2022.12.22
NEWS RELEASE
報道関係各位
公益財団法人 かずさDNA研究所
ベニクラゲ再生生物学体験研究所
学校法人東京電機大学
かずさDNA研究所とベニクラゲ再生生物学体験研究所、東京電機大学は共同で、若返りで知られるベニクラゲのゲノムを解読しました。
ベニクラゲTurritopsis spp.は、世界中の暖かい海に生息する、体長が数ミリの小さなクラゲ類です。トカゲやイモリのように、体の一部を再生できる生物は多く知られていますが、体がまるごと若返る生物は現在、ベニクラゲを含む数種のクラゲ類でしか確認されていません。そこで、ベニクラゲの若返り機構を解明するため、和歌山県の田辺湾で採取された個体のゲノム塩基配列を解読しました。そして、人工的に脱分化・再分化を起こさせ、その際の遺伝子発現の変化を調べて、この過程で特徴的に発現している遺伝子、すなわち、若返り過程ではたらいていると考えられる遺伝子候補を絞り込みました。

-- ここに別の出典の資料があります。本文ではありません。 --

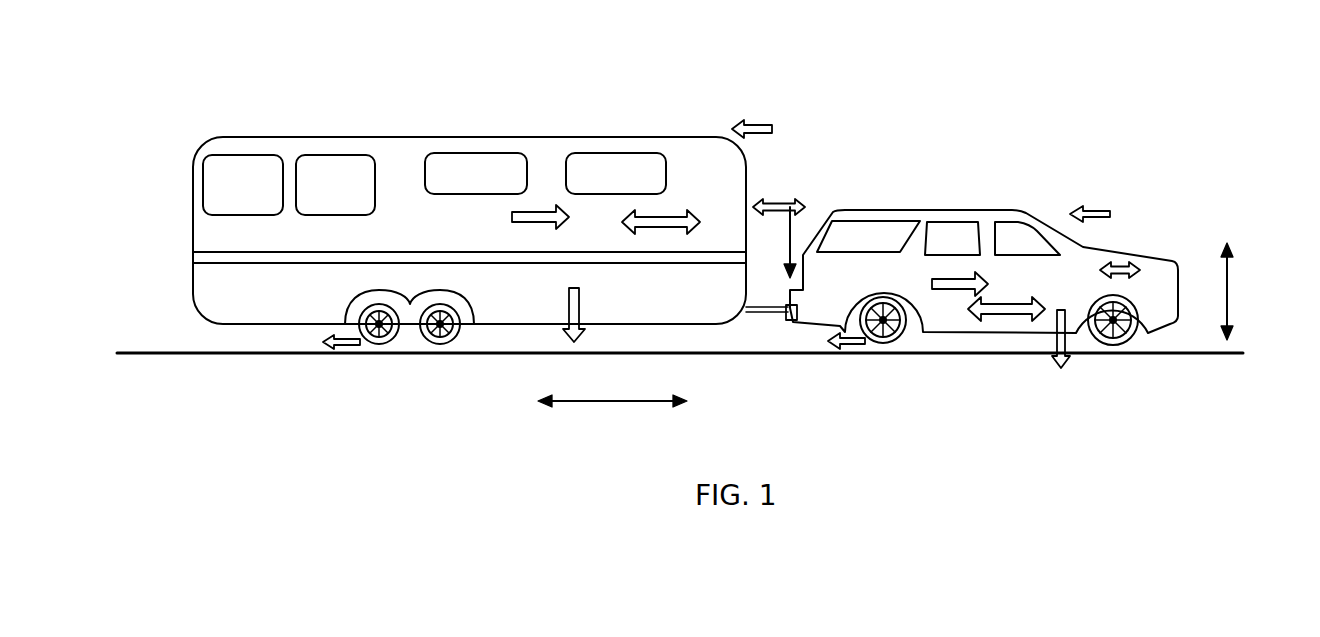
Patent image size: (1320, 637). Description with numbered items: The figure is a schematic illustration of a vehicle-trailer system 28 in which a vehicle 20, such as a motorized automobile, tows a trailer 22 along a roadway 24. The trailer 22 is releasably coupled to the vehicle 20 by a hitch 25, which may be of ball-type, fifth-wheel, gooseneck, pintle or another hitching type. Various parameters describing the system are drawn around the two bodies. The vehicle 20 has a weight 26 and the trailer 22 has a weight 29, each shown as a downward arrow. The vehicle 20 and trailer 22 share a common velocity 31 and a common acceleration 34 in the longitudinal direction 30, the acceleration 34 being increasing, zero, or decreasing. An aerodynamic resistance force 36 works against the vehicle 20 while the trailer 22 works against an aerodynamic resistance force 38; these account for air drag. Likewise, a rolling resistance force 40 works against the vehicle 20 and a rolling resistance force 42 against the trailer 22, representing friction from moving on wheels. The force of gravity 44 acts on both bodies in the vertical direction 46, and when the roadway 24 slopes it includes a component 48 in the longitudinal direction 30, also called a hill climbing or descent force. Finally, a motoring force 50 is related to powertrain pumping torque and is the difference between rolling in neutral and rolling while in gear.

本研究で得られた遺伝子情報を元にベニクラゲの若返り機構を解明することは、細胞の再生や若返り機構の理解につながり、さらには、ヒトの老化や健康寿命の増進の研究への応用が期待されています。
本研究成果は英文学術雑誌DNA Research誌上で、12月15日(木)にオンライン公開されました。

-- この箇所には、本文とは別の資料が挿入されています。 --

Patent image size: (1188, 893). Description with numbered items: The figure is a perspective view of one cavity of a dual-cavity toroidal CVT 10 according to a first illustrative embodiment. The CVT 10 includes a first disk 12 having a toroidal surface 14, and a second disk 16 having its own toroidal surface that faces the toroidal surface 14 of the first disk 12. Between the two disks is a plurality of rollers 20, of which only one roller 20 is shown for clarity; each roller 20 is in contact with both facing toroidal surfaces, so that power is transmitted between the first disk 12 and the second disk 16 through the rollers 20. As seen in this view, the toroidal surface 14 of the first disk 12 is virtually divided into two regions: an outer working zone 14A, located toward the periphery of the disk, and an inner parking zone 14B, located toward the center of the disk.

論文タイトル:Genome assembly and transcriptomic analyses of the repeatedly rejuvenating jellyfish Turritopsis dohrnii
著者:Yoshinori Hasegawa, Takashi Watanabe, Reo Otsuka, Shigenobu Toné, Shin Kubota, Hideki Hirakawa
掲載誌:DNA Research
DOI: https://doi.org/10.1093/dnares/dsac047
ベニクラゲTurritopsis spp.は、赤道をまたぐ中緯度帯の暖かい海に多く生息する、体長が4~10mmの小さなクラゲ類です。そして、ベニクラゲは多細胞動物では唯一、実験室で繰り返し若返ることが証明されている動物で、成熟した個体からもポリプ*1と呼ばれる成長段階の途中の若い状態に戻ることができます(図:橙矢印)。再生する生物は他にも存在しますが、個体まるごと若返る生物は現在、ベニクラゲを含む数種のクラゲ類でしか見つかっていません。ベニクラゲの若返りのしくみの解明は、若返りのみならず、細胞の再生や脱分化*2・分化*3の理解につながると期待されています。そこで、その若返り機構を解明するために、和歌山県の田辺湾で採取されたベニクラゲのゲノム塩基配列を解読しました。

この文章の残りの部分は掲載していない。